Laut der Website des Finanzministeriums hat der Kongress seit 1960 78 Mal "die Schuldengrenze dauerhaft angehoben, vorübergehend verlängert oder die Definition der Schuldengrenze geändert". Am schwerwiegendsten war dies im Jahr 2011, als die Ratingagentur Standard & Poor's den Vereinigten Staaten ihr AAA-Rating entzog.

In jenem Jahr fielen die Renditen der US-Staatsanleihen - die 10-jährige Rendite lag im Februar bei 3,75 % und im September sogar nur noch bei 1,75 %.

Da das "X-Datum" immer näher rückt, werden die Anleger wahrscheinlich höhere Risikoprämien in kurzlaufende Schatzanweisungen einbauen, die zu diesem Zeitpunkt fällig werden.

Anstatt ihre Positionen in diesen Instrumenten zu verlängern, könnten sie stattdessen nach bargeldähnlichen Äquivalenten suchen, die weiter außerhalb der Kurve liegen, wie z.B. längerfristige Schatzanweisungen.

Allein dadurch könnte sich die bereits historische Umkehrung in weiten Teilen der Renditekurve noch verstärken: Der Verkauf von T-Bills treibt ihre Renditen nach oben, und der Kauf von länger laufenden Papieren treibt ihre Renditen nach unten.


GRAFIK: Historische Inversion der US-Renditekurve

Der Renditeabstand zwischen drei Monaten und 10 Jahren bietet bereits ein erstaunliches Bild. Sie ist so stark invertiert wie seit 40 Jahren nicht mehr und ist seit Mai um mehr als 350 Basispunkte eingebrochen.

Alternativ dazu könnten bargeldähnliche Äquivalente in sicheren, nicht auf Dollar lautenden Wertpapieren wie deutschen Banknoten und kurzfristigen Anleihen für Anleger, die Zuflucht vor einer US-Schuldenkrise und der damit verbundenen Instabilität suchen, verlockend sein.

In der Vergangenheit konnte ein Zahlungsausfall immer vermieden werden. Aber wie die zänkische und absurde Geschichte der Wahl eines neuen Sprechers des US-Repräsentantenhauses gezeigt hat, war Washington selten so gespalten.

Diesmal könnte es wirklich anders sein, und zumindest werden die Leitungen des Finanzsystems - die Reserven der Banken, das Cash-Management und die Liquidität - auf die Probe gestellt.

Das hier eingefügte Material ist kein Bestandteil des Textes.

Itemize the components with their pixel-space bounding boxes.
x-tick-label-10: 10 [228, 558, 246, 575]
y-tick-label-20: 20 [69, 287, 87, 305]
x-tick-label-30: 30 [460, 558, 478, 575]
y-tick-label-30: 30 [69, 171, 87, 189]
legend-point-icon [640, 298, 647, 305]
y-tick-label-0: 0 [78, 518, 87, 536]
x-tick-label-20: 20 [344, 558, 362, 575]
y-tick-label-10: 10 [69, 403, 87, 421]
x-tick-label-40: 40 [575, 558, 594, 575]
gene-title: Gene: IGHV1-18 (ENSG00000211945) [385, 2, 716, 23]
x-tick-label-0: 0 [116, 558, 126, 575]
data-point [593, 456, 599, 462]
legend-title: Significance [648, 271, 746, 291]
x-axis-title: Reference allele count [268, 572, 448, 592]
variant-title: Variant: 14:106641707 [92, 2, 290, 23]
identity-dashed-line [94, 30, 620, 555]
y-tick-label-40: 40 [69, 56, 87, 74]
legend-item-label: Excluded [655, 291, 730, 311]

"Wir haben in den letzten 30 Jahren eine Vielzahl von Erfahrungen mit der Schuldenobergrenze gemacht. Dies wird wahrscheinlich eine der unangenehmsten Erfahrungen sein", sagte der erfahrene Fed-Beobachter Lou Crandall, Chefökonom des Geldmarktforschungsunternehmens Wrightson.

(Die hier geäußerten Meinungen sind die des Autors, eines Kolumnisten für Reuters).